An evaluator that doesn't rely on a ground truth reference, but is a good thing to track as it can help reveal agent patterns and highlight inefficiences

In [None]:
from langsmith.schemas import Run


def count_total_tool_calls_evaluator(run: Run) -> dict:
    """
    Count total tool calls across the entire run (supervisor + sub-agents).

    Returns a single 'score' metric with the total count.
    Use for tracking efficiency: fewer calls = more efficient.
    """

    def traverse_runs(run_obj: Run) -> int:
        """Recursively count all tool-type runs in the tree."""
        count = 0

        # Count this run if it's a tool execution
        if run_obj.run_type == "tool":
            count = 1

        # Recursively count child runs
        if hasattr(run_obj, "child_runs") and run_obj.child_runs:
            for child in run_obj.child_runs:
                count += traverse_runs(child)

        return count

    total_tools = traverse_runs(run)

    return {"key": "total_tool_calls", "score": total_tools}

This evaluator doesn't depend on reference outputs to produce a score, but rather uses metadata from the target function's execution on a given example. This is flexibly handled in the LangSmith SDK by passing a `Run` object as input to the evaluator.

> Note: see [this docs page](https://docs.langchain.com/langsmith/code-evaluator#evaluator-args) for a list of all arguments accepted by an evaluator function

Let's walk through an example to make this clear.

In [None]:
# get a recent sample run from our project
runs = client.list_runs(
    project_name="langsmith-agent-lifecycle-workshop",  # Your project
    filter="""and(eq(is_root, true), eq(name, "supervisor_hitl_agent"))""",  # get a LangGraph (i.e. supervisor) run
    limit=1,
)
run = next(runs)

# Fetch the complete run with all children
full_run = client.read_run(run.id, load_child_runs=True)

In [None]:
# we can inspect the full run metadata
# vars(full_run)

# or just look at the child runs
vars(full_run).get("child_runs")

In [None]:
# now lets pass the run to our evaluator
count_total_tool_calls_evaluator(full_run)
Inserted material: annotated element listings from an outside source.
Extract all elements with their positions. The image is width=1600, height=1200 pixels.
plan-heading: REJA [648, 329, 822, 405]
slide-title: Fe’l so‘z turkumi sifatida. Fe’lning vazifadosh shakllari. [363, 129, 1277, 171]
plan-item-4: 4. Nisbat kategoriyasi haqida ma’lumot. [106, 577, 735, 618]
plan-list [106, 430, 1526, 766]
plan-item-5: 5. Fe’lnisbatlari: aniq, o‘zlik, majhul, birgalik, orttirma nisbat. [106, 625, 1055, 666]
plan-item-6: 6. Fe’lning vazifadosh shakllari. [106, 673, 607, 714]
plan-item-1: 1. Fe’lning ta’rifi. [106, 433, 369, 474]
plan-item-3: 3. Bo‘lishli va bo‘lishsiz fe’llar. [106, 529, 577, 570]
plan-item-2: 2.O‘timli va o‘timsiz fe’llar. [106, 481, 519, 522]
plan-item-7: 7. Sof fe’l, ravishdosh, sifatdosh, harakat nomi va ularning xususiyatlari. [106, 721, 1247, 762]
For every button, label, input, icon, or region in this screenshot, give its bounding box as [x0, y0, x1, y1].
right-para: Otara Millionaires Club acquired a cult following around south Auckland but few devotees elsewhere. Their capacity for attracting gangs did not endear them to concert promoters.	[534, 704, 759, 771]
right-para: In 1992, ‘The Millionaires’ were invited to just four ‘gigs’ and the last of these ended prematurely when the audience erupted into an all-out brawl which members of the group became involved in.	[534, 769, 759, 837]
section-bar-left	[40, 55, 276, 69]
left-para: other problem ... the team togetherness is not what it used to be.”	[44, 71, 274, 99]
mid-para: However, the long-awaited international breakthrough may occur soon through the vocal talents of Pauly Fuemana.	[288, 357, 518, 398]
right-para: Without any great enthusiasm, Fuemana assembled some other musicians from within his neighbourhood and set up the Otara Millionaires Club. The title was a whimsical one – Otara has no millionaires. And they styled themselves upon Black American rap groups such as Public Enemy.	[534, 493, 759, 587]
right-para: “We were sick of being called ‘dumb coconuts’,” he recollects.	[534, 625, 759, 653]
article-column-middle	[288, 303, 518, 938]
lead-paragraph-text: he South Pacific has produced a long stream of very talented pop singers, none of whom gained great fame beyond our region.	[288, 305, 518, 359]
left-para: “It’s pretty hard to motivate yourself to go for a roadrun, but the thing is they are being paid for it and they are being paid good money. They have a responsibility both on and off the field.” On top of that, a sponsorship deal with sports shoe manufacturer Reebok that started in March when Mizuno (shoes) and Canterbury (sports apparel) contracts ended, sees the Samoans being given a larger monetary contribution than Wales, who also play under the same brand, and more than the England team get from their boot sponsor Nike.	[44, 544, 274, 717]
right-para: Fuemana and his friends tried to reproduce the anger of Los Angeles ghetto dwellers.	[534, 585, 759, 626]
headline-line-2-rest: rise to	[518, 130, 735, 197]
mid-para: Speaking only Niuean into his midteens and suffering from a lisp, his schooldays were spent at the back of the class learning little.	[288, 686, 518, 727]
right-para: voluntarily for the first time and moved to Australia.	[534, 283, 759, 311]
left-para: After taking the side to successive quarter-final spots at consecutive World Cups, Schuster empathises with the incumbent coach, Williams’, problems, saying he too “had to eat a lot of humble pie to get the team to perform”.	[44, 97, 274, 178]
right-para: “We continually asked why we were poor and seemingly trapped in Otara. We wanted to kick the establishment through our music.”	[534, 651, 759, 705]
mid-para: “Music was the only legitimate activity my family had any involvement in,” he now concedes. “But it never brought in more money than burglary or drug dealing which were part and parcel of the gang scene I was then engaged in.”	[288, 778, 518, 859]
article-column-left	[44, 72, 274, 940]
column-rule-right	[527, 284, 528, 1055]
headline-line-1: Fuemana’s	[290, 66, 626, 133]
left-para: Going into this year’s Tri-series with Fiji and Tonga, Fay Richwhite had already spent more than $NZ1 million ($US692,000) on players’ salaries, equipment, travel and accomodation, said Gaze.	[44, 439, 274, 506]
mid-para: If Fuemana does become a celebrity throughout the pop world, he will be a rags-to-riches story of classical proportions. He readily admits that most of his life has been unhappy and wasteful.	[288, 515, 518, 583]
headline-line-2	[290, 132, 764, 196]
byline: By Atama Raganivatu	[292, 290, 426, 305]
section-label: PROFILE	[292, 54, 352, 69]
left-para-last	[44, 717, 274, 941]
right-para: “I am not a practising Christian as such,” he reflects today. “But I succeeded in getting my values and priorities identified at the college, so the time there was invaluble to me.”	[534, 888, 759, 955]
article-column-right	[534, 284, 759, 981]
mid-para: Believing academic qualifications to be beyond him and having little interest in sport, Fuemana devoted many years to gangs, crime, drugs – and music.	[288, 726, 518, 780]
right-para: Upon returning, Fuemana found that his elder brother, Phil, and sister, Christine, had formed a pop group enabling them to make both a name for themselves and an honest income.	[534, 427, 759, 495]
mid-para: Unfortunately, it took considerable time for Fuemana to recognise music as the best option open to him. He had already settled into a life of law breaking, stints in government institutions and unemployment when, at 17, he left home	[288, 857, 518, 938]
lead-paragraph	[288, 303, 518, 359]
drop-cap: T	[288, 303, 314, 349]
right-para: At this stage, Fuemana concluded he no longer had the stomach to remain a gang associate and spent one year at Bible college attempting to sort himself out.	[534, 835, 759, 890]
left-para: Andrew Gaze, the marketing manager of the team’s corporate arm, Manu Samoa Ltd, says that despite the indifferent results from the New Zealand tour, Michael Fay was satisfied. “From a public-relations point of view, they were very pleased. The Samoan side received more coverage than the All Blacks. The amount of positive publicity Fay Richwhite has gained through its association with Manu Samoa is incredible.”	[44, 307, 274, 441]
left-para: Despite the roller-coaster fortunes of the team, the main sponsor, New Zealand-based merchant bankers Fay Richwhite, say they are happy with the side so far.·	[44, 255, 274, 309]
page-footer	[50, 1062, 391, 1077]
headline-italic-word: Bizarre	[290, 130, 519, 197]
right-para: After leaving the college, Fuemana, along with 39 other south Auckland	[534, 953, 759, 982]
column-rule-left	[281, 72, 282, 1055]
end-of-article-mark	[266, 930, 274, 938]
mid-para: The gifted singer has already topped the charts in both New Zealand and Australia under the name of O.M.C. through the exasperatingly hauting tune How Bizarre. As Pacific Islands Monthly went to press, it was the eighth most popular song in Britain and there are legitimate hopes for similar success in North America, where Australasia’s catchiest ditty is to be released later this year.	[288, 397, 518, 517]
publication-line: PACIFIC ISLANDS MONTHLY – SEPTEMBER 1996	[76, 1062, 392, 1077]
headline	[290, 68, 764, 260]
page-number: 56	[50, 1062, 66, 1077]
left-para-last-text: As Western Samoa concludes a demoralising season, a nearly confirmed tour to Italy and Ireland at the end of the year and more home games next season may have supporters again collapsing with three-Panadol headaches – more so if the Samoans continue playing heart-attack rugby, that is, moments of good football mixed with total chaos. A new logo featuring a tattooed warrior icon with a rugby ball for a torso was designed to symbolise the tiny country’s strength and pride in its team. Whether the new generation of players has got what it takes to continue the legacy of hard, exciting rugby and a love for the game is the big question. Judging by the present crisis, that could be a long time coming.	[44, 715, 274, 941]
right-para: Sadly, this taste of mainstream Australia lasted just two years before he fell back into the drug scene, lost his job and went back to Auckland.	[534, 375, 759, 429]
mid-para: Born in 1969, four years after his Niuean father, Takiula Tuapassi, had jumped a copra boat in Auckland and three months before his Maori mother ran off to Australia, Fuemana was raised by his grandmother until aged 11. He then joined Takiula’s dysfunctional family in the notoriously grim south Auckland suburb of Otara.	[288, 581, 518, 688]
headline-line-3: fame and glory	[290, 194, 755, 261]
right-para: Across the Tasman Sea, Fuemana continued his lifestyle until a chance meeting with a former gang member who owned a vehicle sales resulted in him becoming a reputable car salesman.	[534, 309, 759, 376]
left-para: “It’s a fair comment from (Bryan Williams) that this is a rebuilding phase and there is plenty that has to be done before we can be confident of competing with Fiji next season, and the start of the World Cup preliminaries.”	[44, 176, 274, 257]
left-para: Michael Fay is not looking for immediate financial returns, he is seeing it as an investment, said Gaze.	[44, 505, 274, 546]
## 5. Run an experiment on the full dataset

Now we can use our target_function and two evaluators to programatically run an offline evaluation over each example in our dataset - this is called an "experiment" in LangSmith.

In [None]:
# Disable parallelism warnings from the tokenizers library to keep notebook output clean
os.environ["TOKENIZERS_PARALLELISM"] = "false"

# Run the experiment
results = client.evaluate(
    target_function,
    data=dataset_name,
    evaluators=[correctness_evaluator, count_total_tool_calls_evaluator],
    experiment_prefix="baseline-eval",
    description="Evaluate the final answer correctness and total tool calls of our agent on the baseline dataset",
    max_concurrency=5,
)

## 6. Error Analysis in LangSmith UI

Now let's analyze our baseline performance in the LangSmith UI via the link above.